Incremental Materialization
You are looking at an older version of the documentation. The latest version is found here.
Incremental materialization is more efficient than complete materialization, as it copies only newly added data from the source table to the analytical storage. Here are some cases when it may come in handy:
The source table only gets new entries and no updates/deletes (table with data from customer purchases);
Although the source table is quite large, the amount of rows that has been changed is comparatively small;
You need to keep all records, even when they are deleted from the source.
The tricky thing about incremental materialization is that it requires a column with a reliable timestamp value which can be used to easily determine which rows are new and which are not. For example, this can be a Modified
column displaying exactly when a row is changed (newly inserted or updated), or a column providing an autoincremented ID.
In theory, you can use any column as a row check field, but we recommend making sure that its content can reflect changes or new entries.
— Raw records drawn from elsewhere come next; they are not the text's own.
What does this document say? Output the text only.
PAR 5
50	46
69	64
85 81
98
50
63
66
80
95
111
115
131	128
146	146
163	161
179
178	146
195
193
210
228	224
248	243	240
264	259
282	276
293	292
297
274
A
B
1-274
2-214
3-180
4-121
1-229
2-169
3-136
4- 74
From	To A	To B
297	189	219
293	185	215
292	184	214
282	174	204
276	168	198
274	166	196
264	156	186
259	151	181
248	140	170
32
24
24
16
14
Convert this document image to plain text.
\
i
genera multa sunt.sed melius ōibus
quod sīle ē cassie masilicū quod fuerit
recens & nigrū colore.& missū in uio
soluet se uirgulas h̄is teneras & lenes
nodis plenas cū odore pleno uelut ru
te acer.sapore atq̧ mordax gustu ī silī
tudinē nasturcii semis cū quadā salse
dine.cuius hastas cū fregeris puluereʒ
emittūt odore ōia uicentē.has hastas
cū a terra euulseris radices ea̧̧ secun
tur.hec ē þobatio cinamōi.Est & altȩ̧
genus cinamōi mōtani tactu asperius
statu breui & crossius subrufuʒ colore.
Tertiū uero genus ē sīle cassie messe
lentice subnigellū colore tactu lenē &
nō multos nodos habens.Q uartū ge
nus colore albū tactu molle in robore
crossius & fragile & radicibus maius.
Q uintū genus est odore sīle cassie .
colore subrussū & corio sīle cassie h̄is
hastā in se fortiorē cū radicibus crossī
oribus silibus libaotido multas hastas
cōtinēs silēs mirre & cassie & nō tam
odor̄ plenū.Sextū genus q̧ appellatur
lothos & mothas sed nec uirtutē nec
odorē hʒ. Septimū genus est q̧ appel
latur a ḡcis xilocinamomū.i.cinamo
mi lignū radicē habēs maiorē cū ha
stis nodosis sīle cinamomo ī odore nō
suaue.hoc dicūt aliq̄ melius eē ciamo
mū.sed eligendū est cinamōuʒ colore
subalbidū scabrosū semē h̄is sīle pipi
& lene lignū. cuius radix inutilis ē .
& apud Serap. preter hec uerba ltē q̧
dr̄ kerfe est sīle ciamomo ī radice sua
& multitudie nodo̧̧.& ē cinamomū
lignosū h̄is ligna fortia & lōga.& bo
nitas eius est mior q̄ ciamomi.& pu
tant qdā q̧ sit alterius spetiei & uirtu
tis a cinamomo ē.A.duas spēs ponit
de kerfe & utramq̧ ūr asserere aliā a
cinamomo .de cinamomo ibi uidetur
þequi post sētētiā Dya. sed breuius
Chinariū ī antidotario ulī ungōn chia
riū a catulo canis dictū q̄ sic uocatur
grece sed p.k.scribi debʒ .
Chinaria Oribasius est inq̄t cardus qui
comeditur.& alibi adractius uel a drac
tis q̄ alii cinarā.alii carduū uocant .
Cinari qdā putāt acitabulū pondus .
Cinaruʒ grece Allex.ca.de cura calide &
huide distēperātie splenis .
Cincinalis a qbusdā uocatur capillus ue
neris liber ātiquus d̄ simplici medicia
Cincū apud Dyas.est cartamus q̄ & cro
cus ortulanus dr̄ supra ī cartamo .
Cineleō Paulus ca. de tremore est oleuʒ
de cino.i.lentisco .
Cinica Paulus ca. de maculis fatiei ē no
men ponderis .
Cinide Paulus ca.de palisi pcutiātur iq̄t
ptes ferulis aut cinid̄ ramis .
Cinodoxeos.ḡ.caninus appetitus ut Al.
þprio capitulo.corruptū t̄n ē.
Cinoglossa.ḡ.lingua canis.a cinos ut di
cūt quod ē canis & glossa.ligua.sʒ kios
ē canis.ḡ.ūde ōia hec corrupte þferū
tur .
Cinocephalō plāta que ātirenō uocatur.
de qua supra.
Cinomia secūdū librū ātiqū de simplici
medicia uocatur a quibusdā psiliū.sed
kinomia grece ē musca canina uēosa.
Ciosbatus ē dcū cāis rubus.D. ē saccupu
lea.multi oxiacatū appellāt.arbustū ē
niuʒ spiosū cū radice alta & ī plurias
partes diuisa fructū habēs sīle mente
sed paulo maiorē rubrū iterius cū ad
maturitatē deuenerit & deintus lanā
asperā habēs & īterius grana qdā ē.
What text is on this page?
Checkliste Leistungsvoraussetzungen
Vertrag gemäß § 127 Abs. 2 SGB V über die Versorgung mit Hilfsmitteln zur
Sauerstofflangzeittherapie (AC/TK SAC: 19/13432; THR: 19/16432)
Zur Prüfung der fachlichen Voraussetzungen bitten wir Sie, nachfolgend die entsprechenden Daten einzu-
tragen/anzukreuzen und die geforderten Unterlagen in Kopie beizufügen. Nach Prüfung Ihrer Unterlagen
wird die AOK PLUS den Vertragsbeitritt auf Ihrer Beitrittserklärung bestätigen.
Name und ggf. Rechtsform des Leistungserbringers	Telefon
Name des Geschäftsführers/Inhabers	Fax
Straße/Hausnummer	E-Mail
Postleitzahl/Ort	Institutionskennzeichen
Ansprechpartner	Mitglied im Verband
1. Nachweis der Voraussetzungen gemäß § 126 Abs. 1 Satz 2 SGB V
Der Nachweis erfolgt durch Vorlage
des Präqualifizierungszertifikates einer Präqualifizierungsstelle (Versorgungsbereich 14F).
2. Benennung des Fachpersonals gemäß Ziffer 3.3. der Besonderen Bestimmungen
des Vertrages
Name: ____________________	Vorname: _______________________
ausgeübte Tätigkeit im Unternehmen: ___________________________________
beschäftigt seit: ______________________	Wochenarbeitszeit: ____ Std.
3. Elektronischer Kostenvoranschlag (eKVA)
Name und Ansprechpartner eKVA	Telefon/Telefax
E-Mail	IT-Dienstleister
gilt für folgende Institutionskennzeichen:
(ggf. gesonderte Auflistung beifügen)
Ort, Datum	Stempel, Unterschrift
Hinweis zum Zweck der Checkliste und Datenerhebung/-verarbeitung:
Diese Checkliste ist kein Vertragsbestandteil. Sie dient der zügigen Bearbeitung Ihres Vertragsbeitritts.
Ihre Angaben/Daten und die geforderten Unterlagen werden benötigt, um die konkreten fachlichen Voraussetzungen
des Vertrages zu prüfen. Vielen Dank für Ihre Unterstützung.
Otherwise, the rows freshly retrieved from the source can be false (missing rows, missing updates, duplicate rows, and so on).
Please note that the main aspect of this materialization is knowledge of time relating to the source's rows. Incremental materialization itself does not use stages for materialized tables. But you can make use of stages by running complete materializations additionally. Each complete materialization will deliver a new stage of the used materialized table. Until the next complete materialization, each incremental job will use the most current stage and not add any more stages. Consequently, if only incremental materialization is used, there will be no stages to fall back to.
When the materialization job runs, the current data of the materialized table is scanned and either the maximum of a specific column is generated or a user-defined expression is calculated.
For our example here, we use timestamps and used-defined expressions.
How It Works
To add a materialization to an optimization in the Data Virtuality Studio, do the following:
- Open the replication job dialogue in the Data Virtuality Studio and go to the optimization menu.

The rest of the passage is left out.